During his five years as voluntary Chairperson of CanTrade, he regularly devoted time to bringing business to the ACT and the region. He oversaw a project that led to the creation of 1,000 jobs for unemployed youth and also established the Canberra Business Promotion Centre at Regatta Point.

“His passionate belief in the ACT’s business potential, and the need to pursue emerging business opportunities, certainly helped contribute to the economic growth of the ACT,” Ms Gallagher said.

Jim was also a strong supporter of the local church and made generous contributions to the Australian Catholic University and, as a board member, the Calvary Hospital. He was also a diehard Raiders fan and joined the Canberra Raiders board at the invitation of chairman and close friend John McIntyre in 2003.

Jim was appointed a Member of the Order of Australia (AM) in the 2003 Australia Day Honours List for his contribution to the Australian wine industry and to the ACT community.

“Over coming months, the ACT Government will consider how best to recognise and remember Jim’s legacy to Canberra and the surrounding district. We feel it is fitting that his contribution to the local community not be forgotten,” Ms Gallagher concluded.

The Liberals still can’t work their website but emailed in a joint statement from Zed Seselja and Brendan Smyth:

“I have known Jim professionally and personally for many years,” Zed said. “I was profoundly saddened to hear the news of Jim’s death and the Canberra Liberals thoughts and prayers are with his family during this time.

“Jim was generous by nature and contributed to many causes over the years,” Zed said. “He was a man that had a hand in so many elements of the Canberra community, whether that was the Liberal party, the Raiders, many charitable organisations, or his work within the business community.

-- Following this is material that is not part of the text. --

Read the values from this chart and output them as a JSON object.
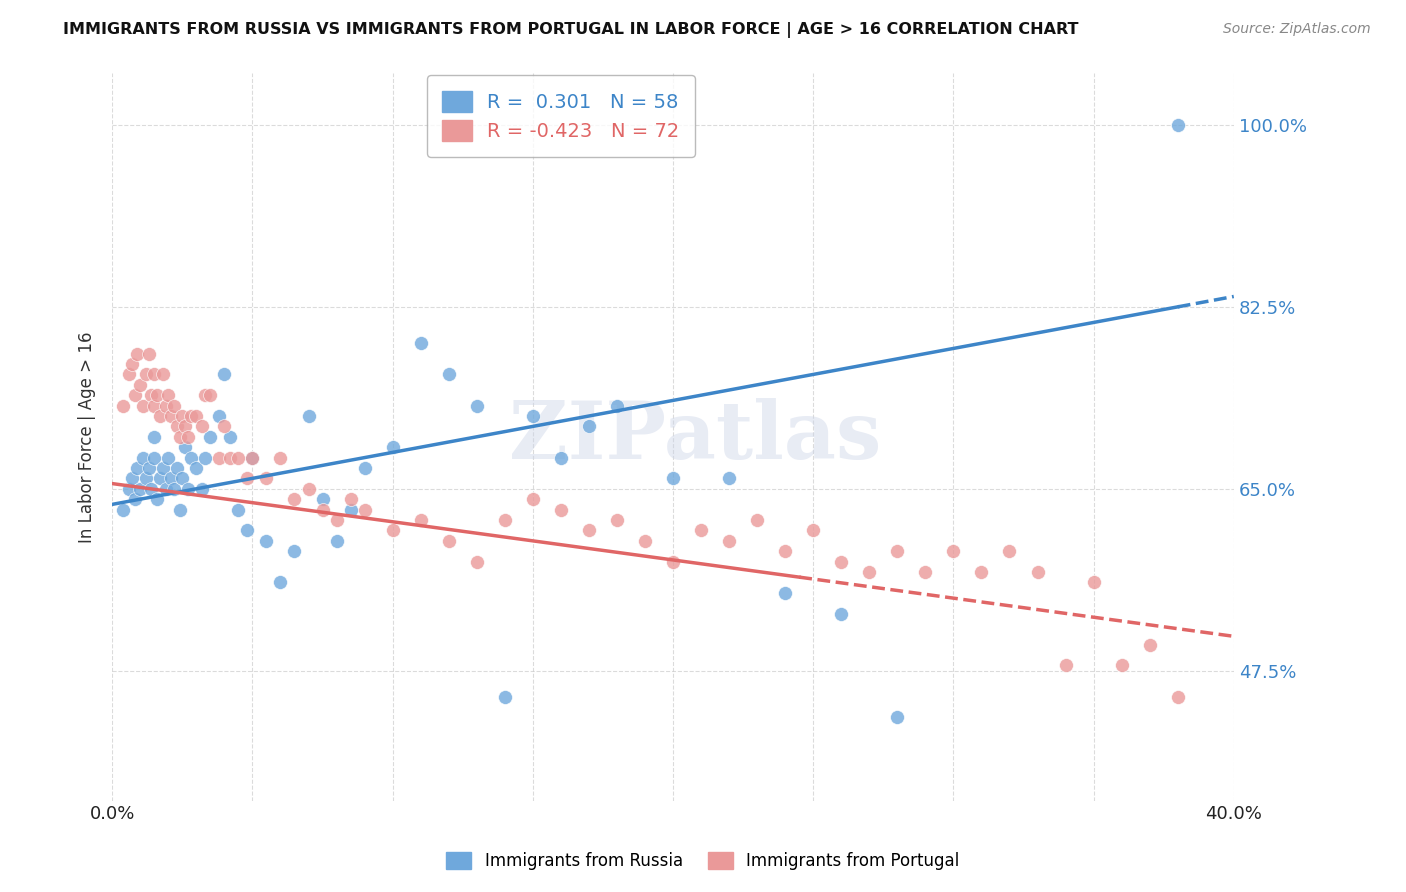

“He seldom ever turned down calls for support for needy causes; I have seen so many times his generosity, many examples of personal and financial support that was never publicised. I believe this generosity is what he will be best remembered for,” Zed said.

Deputy Leader Brendan Smyth paid tribute to Jim’s major contribution to the business community and Liberal party in the ACT.

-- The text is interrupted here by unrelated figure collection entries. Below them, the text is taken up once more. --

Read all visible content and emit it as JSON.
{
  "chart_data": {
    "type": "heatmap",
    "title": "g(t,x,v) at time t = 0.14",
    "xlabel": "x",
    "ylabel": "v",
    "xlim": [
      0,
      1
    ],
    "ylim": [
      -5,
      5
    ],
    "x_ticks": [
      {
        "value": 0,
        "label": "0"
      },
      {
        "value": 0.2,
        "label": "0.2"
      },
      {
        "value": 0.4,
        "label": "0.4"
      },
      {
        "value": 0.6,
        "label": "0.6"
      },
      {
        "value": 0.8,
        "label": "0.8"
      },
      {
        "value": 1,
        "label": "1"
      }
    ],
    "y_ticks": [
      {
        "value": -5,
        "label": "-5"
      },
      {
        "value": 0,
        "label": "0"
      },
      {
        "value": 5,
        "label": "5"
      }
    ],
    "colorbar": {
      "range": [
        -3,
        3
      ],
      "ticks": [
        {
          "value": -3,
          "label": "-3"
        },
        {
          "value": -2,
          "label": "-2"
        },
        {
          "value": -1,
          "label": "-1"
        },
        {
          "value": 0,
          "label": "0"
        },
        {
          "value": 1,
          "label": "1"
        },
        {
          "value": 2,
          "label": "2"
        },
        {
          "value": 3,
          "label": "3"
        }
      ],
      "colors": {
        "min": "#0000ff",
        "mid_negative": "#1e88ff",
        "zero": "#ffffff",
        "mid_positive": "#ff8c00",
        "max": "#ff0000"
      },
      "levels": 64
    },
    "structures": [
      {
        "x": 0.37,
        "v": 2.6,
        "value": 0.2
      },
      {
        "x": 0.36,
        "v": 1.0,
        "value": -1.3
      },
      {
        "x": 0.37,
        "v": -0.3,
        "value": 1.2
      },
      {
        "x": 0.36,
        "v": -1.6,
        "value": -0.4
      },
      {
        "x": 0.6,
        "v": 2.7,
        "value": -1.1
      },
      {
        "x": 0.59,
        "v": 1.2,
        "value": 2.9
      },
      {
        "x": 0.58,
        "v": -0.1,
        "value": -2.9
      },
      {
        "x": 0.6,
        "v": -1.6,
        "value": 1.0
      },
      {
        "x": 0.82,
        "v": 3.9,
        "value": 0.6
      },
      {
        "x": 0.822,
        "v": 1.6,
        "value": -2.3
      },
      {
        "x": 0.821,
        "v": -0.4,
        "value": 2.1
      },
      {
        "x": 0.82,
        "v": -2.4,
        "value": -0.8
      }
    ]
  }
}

“Jim has been a pivotal contributor over the years to the Liberal party here in Canberra,” Mr Smyth said. “His strong support for the business community and the growth of industries, particularly the wine industry in the surrounding ACT region, will be long remembered.

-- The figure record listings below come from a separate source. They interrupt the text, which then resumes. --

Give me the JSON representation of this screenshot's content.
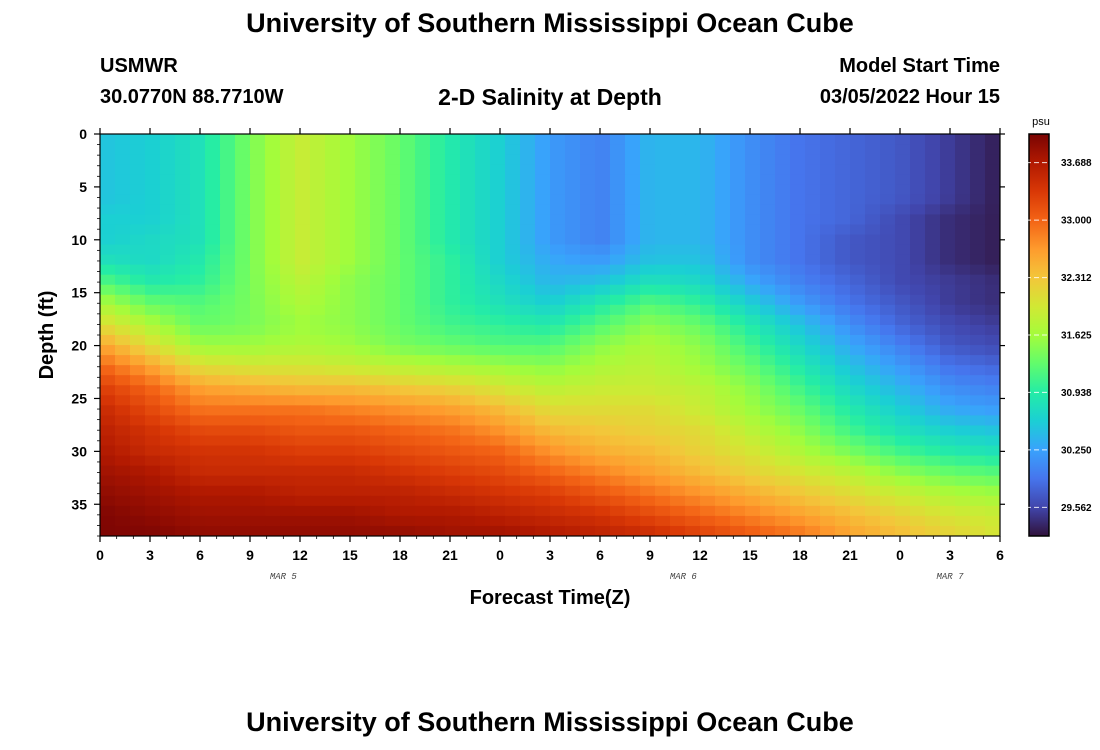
{
  "header": {
    "title": "University of Southern Mississippi Ocean Cube",
    "station": "USMWR",
    "coords": "30.0770N  88.7710W",
    "subtitle": "2-D Salinity at Depth",
    "start_label": "Model Start Time",
    "start_value": "03/05/2022 Hour 15"
  },
  "footer": {
    "title": "University of Southern Mississippi Ocean Cube"
  },
  "chart_data": {
    "type": "heatmap",
    "title": "2-D Salinity at Depth",
    "xlabel": "Forecast Time(Z)",
    "ylabel": "Depth (ft)",
    "x_tick_labels": [
      "0",
      "3",
      "6",
      "9",
      "12",
      "15",
      "18",
      "21",
      "0",
      "3",
      "6",
      "9",
      "12",
      "15",
      "18",
      "21",
      "0",
      "3",
      "6"
    ],
    "x_range_hours": [
      0,
      54
    ],
    "date_labels": [
      {
        "label": "MAR 5",
        "hour": 11
      },
      {
        "label": "MAR 6",
        "hour": 35
      },
      {
        "label": "MAR 7",
        "hour": 51
      }
    ],
    "y_tick_labels": [
      "0",
      "5",
      "10",
      "15",
      "20",
      "25",
      "30",
      "35"
    ],
    "y_range": [
      0,
      38
    ],
    "y_inverted": true,
    "colorbar": {
      "unit": "psu",
      "ticks": [
        "33.688",
        "33.000",
        "32.312",
        "31.625",
        "30.938",
        "30.250",
        "29.562"
      ],
      "min": 29.22,
      "max": 34.03,
      "colors": [
        "#30123b",
        "#4145ab",
        "#4675ed",
        "#39a2fc",
        "#1bcfd4",
        "#24eca6",
        "#61fc6c",
        "#a4fc3b",
        "#d1e834",
        "#f3c63a",
        "#fe9b2d",
        "#f36315",
        "#d93806",
        "#b11901",
        "#7a0403"
      ]
    },
    "salinity_psu": {
      "description": "rows = depth (ft) 0,2,4,...,38; columns = forecast hour 0,3,6,...,54",
      "depths": [
        0,
        2,
        4,
        6,
        8,
        10,
        12,
        14,
        16,
        18,
        20,
        22,
        24,
        26,
        28,
        30,
        32,
        34,
        36,
        38
      ],
      "hours": [
        0,
        3,
        6,
        9,
        12,
        15,
        18,
        21,
        24,
        27,
        30,
        33,
        36,
        39,
        42,
        45,
        48,
        51,
        54
      ],
      "values": [
        [
          30.5,
          30.6,
          30.8,
          31.4,
          31.9,
          31.6,
          31.3,
          30.9,
          30.6,
          30.2,
          30.0,
          30.4,
          30.4,
          30.1,
          29.9,
          29.8,
          29.7,
          29.5,
          29.3
        ],
        [
          30.5,
          30.6,
          30.8,
          31.4,
          31.9,
          31.6,
          31.3,
          30.9,
          30.6,
          30.2,
          30.0,
          30.4,
          30.4,
          30.1,
          29.9,
          29.8,
          29.7,
          29.5,
          29.3
        ],
        [
          30.5,
          30.6,
          30.8,
          31.4,
          31.9,
          31.6,
          31.3,
          30.9,
          30.6,
          30.2,
          30.0,
          30.4,
          30.4,
          30.1,
          29.9,
          29.8,
          29.7,
          29.5,
          29.3
        ],
        [
          30.5,
          30.6,
          30.8,
          31.4,
          31.9,
          31.6,
          31.3,
          30.9,
          30.6,
          30.2,
          30.0,
          30.4,
          30.4,
          30.1,
          29.9,
          29.8,
          29.7,
          29.5,
          29.3
        ],
        [
          30.6,
          30.6,
          30.8,
          31.4,
          31.9,
          31.6,
          31.3,
          30.9,
          30.6,
          30.2,
          30.0,
          30.4,
          30.4,
          30.1,
          29.9,
          29.8,
          29.6,
          29.4,
          29.3
        ],
        [
          30.6,
          30.7,
          30.8,
          31.4,
          31.9,
          31.6,
          31.3,
          30.9,
          30.6,
          30.2,
          30.0,
          30.4,
          30.4,
          30.1,
          29.9,
          29.7,
          29.6,
          29.4,
          29.3
        ],
        [
          30.8,
          30.7,
          30.9,
          31.4,
          31.9,
          31.6,
          31.3,
          31.0,
          30.6,
          30.3,
          30.2,
          30.5,
          30.5,
          30.1,
          29.9,
          29.7,
          29.6,
          29.4,
          29.3
        ],
        [
          31.2,
          30.9,
          31.0,
          31.4,
          31.8,
          31.5,
          31.3,
          31.0,
          30.7,
          30.4,
          30.5,
          30.8,
          30.7,
          30.3,
          30.0,
          29.8,
          29.6,
          29.5,
          29.4
        ],
        [
          31.7,
          31.3,
          31.2,
          31.4,
          31.7,
          31.5,
          31.3,
          31.0,
          30.8,
          30.6,
          30.9,
          31.2,
          31.0,
          30.6,
          30.2,
          29.9,
          29.7,
          29.5,
          29.4
        ],
        [
          32.1,
          31.7,
          31.3,
          31.4,
          31.6,
          31.5,
          31.3,
          31.1,
          31.0,
          30.9,
          31.2,
          31.5,
          31.3,
          30.9,
          30.5,
          30.1,
          29.8,
          29.6,
          29.5
        ],
        [
          32.6,
          32.1,
          31.6,
          31.6,
          31.7,
          31.6,
          31.4,
          31.3,
          31.2,
          31.2,
          31.5,
          31.7,
          31.5,
          31.1,
          30.7,
          30.3,
          30.0,
          29.7,
          29.6
        ],
        [
          33.0,
          32.6,
          32.1,
          32.0,
          32.0,
          31.9,
          31.8,
          31.7,
          31.6,
          31.5,
          31.7,
          31.8,
          31.6,
          31.3,
          30.9,
          30.5,
          30.2,
          29.9,
          29.8
        ],
        [
          33.3,
          33.0,
          32.6,
          32.5,
          32.4,
          32.4,
          32.3,
          32.2,
          32.0,
          31.8,
          31.9,
          31.9,
          31.8,
          31.5,
          31.1,
          30.7,
          30.4,
          30.1,
          30.0
        ],
        [
          33.5,
          33.2,
          32.9,
          32.9,
          32.9,
          32.8,
          32.7,
          32.6,
          32.4,
          32.1,
          32.1,
          32.1,
          31.9,
          31.6,
          31.3,
          30.9,
          30.6,
          30.3,
          30.2
        ],
        [
          33.6,
          33.4,
          33.2,
          33.2,
          33.1,
          33.1,
          33.0,
          32.9,
          32.7,
          32.4,
          32.3,
          32.2,
          32.1,
          31.8,
          31.5,
          31.1,
          30.8,
          30.6,
          30.5
        ],
        [
          33.7,
          33.5,
          33.4,
          33.4,
          33.3,
          33.3,
          33.2,
          33.1,
          33.0,
          32.7,
          32.5,
          32.4,
          32.2,
          32.0,
          31.7,
          31.4,
          31.1,
          30.9,
          30.8
        ],
        [
          33.8,
          33.7,
          33.5,
          33.5,
          33.5,
          33.5,
          33.4,
          33.3,
          33.2,
          33.0,
          32.8,
          32.6,
          32.4,
          32.2,
          32.0,
          31.8,
          31.5,
          31.3,
          31.2
        ],
        [
          33.9,
          33.8,
          33.7,
          33.7,
          33.6,
          33.6,
          33.6,
          33.5,
          33.4,
          33.3,
          33.1,
          32.9,
          32.7,
          32.5,
          32.3,
          32.1,
          31.9,
          31.7,
          31.6
        ],
        [
          34.0,
          33.9,
          33.8,
          33.8,
          33.8,
          33.8,
          33.7,
          33.7,
          33.6,
          33.5,
          33.4,
          33.2,
          33.0,
          32.8,
          32.6,
          32.4,
          32.2,
          32.0,
          31.9
        ],
        [
          34.0,
          34.0,
          33.9,
          33.9,
          33.9,
          33.9,
          33.9,
          33.8,
          33.8,
          33.7,
          33.6,
          33.5,
          33.3,
          33.1,
          32.9,
          32.6,
          32.4,
          32.2,
          32.0
        ]
      ]
    }
  }
}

“Jim understood how important a strong business industry was to the ACT. He was one of the industry’s strongest supporters, even when economic conditions were tough.

“Most of all, Jim was a strong family man. Our thoughts go to his wife Margaret and his two sons. He will be sorely missed,” Mr Smyth concluded.

The Canberra Raiders have saluted their departed board member:

The Raiders were informed of Mr Murphy’s passing late yesterday evening before their Charity dinner for the ACT Eden-Monaro Cancer Support Group, with Chairman John McIntyre paying tribute to him before and after the event.

Mr McIntyre said Jim Murphy would be sadly missed not only by the Raiders, but also by the wider Canberra Community, including the Open Family Australia Charity – an Organisation aimed at helping children who live on the street.

“He’s probably one of the most generous people you will ever meet in life, not just through a monetary sense but through the intellectual sense,” Mr McIntyre said. “Most people in Canberra don’t realise how many street kids there are in Canberra and Queanbeyan, and Jim Murphy over the last decade or more put substantial physical effort into helping with that charity.”

Mr Murphy was also well known in a business capacity in Canberra through his Airport and Market Cellars and was an iconic figure in the Canberra landscape. He is survived by his wife Margaret and their two sons Adrian and Damian.